Yes The Arduino stuff looks interesting, some of the products I have are SONOFF there is an Aussie engineer on YouTube who shows how to program everything using Arduino and SONOFF gear.

----------


## Armers

Looks like i need to look back into this stuff... I would love to get some more automation happening in this house... In saying that 've got to many projects on the go. Lol 
As much as crestron is awesome and i really enjoy programming it, its bloody expensive.  :Frown:

----------


## Ozcar

> The Arduino stuff looks interesting

  I wasn't really suggesting that you need to throw an Arduino into the mix - rather I was thinking that if an Arduino can work out the time of sunrise and sunset, by doing a fairly simple calculation, then perhaps IFTTT could do the same.  
But then it seems that you can't even include a fixed time-of-day override into what you are doing?

----------


## METRIX

> I wasn't really suggesting that you need to throw an Arduino into the mix - rather I was thinking that if an Arduino can work out the time of sunrise and sunset, by doing a fairly simple calculation, then perhaps IFTTT could do the same.  
> But then it seems that you can't even include a fixed time-of-day override into what you are doing?

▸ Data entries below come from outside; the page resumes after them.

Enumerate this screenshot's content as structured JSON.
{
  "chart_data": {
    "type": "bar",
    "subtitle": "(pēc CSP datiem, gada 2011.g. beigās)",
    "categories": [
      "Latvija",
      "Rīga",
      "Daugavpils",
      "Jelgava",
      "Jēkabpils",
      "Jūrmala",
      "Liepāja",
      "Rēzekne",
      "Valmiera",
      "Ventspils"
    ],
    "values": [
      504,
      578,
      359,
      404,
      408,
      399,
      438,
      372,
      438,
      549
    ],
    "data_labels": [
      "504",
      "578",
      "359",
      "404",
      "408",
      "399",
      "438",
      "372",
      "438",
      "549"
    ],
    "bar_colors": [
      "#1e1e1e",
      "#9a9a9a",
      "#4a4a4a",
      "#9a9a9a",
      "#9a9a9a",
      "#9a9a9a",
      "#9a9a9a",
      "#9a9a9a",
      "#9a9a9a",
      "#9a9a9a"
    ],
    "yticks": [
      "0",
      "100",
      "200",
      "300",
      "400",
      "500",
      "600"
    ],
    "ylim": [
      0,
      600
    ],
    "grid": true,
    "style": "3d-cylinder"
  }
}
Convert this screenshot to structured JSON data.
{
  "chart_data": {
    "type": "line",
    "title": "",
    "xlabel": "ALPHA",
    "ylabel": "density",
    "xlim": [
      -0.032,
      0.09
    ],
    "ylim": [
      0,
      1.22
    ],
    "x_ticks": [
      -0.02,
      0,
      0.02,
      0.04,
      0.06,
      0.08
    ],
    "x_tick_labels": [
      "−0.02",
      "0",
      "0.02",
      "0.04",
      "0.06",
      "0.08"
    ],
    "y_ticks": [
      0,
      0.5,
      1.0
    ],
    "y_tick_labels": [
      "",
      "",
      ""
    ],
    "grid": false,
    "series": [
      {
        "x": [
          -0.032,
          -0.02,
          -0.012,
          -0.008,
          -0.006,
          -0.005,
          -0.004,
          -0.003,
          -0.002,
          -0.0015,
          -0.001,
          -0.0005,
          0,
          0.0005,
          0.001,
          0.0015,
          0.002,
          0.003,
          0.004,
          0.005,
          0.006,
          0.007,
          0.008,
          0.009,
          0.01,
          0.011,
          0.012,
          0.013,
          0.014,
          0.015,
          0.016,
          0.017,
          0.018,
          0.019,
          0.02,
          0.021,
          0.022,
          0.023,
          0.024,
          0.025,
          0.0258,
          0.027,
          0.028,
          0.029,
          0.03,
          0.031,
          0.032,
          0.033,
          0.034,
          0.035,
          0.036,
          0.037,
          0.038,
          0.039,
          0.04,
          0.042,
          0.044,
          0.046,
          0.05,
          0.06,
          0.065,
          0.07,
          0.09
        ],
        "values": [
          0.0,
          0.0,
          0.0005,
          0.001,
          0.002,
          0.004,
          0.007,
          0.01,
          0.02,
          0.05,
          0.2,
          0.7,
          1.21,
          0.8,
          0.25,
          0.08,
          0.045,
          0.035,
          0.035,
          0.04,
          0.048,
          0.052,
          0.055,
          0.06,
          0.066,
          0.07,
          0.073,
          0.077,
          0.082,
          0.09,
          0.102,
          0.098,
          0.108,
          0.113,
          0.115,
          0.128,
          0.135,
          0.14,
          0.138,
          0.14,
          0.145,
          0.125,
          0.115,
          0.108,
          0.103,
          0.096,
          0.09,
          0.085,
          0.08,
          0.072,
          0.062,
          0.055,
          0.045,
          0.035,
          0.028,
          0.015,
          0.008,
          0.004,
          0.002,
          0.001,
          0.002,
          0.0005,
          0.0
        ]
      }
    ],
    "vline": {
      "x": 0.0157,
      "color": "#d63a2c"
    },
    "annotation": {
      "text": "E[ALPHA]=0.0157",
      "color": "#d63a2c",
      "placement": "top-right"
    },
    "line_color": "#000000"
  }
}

  Correct. IFTTT interface does not allow for time of day input on a script, looking into it, this is a common complaint end users requesting IFTTT to implement these options.
I could look at going down to programming level to implement it, but I don;t have the time to learn to do that. 
IFTTT recently changed their scripting to applet based, this allows for complicated scripts to be combines into one, it seems they overlooked time of day implementation, hopefully they will add this functionality.

----------


## Uncle Bob

Just a sort of related side note.
The fabulous WeatherDuino PRO2+ has spare GPIO ports that can do a lot of different things such as water your garden if it hasn't rained for x days, but this could also be used to turn you lights on once the solar sensor detects x W/m2

----------